Using a simple saddle point approximation one can derive the following:
$$ [A] \quad K_y(a) \sim \frac{1}{2} \exp{(-r + y\,s)}\sqrt{\frac{\pi}{2r}}\Big( 1 +
\text{erf}\big(\sqrt{\frac{r}{2}}\, s\big) \Big) \quad$$
where
$$ r=\sqrt{a^2+y^2} \text{ and } s=\text{arcsinh}(y/a) $$
I derived it from the known integral relation
$$ K_y(a) = \int_0^\infty \exp(-a\,\cosh(t))\cosh(y\,t) dt$$
Approximate $\cosh(yt) \sim 1/2 \exp{(yt)} .$ The integrand sans the 1/2 is $\exp(-a\,\cosh(t) + yt).$ Expand the argument of the exponential around its saddle point $s = \text{arcsinh}(y/a)$ and you get
$$ K_y(a) \sim \frac{1}{2} \exp{(-r + y\,s)} \int_0^\infty
\exp{(-\frac{r}{2} (t-s)^2)}\, dt $$
The integral evaluates to an error function, which is shown in [A]. Alternatively, if the argument of the error function is sufficiently large, say, >5, the the expression in the big parentheses can be approximated by 1.

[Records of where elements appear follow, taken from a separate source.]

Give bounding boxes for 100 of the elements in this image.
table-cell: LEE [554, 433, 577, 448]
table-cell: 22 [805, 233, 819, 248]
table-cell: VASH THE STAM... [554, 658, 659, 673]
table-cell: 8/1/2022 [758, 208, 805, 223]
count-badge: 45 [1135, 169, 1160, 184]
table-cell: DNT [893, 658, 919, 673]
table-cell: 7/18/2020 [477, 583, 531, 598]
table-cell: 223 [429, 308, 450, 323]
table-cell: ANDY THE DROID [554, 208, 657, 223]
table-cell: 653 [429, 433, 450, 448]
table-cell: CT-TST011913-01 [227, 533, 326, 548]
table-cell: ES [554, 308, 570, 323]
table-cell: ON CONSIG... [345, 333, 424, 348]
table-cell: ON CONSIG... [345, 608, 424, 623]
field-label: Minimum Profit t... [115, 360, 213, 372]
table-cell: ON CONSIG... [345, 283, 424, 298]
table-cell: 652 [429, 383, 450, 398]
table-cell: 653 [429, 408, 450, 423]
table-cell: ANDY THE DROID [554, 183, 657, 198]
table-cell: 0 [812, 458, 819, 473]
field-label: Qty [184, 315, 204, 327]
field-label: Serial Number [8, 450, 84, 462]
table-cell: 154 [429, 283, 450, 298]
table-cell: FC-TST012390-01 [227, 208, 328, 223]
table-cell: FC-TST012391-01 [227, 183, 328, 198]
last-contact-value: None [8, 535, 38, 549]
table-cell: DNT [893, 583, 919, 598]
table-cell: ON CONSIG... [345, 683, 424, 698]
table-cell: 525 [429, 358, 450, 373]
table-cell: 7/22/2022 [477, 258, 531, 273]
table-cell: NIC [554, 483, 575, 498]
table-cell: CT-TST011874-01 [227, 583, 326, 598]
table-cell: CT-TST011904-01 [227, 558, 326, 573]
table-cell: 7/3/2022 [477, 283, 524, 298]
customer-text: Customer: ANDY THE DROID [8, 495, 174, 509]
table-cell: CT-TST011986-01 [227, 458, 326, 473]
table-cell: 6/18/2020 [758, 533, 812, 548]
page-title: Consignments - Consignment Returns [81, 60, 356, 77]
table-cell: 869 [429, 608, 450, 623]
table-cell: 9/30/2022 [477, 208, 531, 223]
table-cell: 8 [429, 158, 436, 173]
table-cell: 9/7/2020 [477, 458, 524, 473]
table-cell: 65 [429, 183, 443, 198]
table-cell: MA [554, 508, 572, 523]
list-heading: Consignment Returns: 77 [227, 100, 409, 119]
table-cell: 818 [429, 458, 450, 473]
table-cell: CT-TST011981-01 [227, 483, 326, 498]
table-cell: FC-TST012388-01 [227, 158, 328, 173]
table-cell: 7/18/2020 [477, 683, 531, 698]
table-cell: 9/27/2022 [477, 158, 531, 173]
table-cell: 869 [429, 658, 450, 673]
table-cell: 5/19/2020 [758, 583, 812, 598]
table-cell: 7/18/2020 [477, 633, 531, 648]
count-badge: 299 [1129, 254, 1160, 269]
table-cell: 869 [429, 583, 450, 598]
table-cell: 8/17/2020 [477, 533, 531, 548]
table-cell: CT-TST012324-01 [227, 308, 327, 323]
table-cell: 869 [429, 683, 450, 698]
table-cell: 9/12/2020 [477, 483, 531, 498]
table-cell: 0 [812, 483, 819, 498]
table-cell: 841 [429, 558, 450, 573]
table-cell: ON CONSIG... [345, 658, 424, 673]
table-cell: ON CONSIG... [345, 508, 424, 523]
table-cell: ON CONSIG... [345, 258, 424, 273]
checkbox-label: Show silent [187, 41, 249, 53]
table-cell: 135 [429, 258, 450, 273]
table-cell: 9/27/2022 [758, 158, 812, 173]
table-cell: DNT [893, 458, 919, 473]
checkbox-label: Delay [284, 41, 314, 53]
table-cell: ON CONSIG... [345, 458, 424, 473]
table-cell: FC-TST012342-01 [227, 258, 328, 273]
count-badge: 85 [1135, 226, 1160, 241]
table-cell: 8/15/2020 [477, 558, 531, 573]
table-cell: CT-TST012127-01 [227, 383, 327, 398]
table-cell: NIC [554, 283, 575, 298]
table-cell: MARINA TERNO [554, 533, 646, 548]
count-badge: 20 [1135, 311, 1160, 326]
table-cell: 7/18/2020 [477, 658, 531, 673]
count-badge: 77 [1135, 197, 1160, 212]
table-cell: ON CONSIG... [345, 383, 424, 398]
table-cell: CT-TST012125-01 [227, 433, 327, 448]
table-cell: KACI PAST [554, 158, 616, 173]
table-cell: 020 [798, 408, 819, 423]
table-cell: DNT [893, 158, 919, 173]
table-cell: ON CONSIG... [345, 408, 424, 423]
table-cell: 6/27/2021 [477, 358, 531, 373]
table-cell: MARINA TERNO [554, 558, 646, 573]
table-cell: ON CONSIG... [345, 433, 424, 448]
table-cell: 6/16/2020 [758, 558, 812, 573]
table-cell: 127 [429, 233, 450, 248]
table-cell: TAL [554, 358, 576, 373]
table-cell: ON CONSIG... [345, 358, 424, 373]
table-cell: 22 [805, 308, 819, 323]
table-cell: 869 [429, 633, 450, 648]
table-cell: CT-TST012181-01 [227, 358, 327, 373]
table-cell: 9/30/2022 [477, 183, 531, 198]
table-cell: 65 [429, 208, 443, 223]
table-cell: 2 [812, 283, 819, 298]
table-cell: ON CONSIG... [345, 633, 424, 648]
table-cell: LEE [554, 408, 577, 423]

Using Mathematica, for $y=x-1/2=10000,$ and $a=1/2$ I get about 6 significant figures agreement. For $a=11/2,$ I get about 5 sig figs. It is expected that this approximation will deteriorate as $a$ becomes comparable to $x$ but I haven't studied the limits. Comments seem to indicate that $x>>a$ so this formula may be sufficient. One can also get more terms by doing a complete expansion.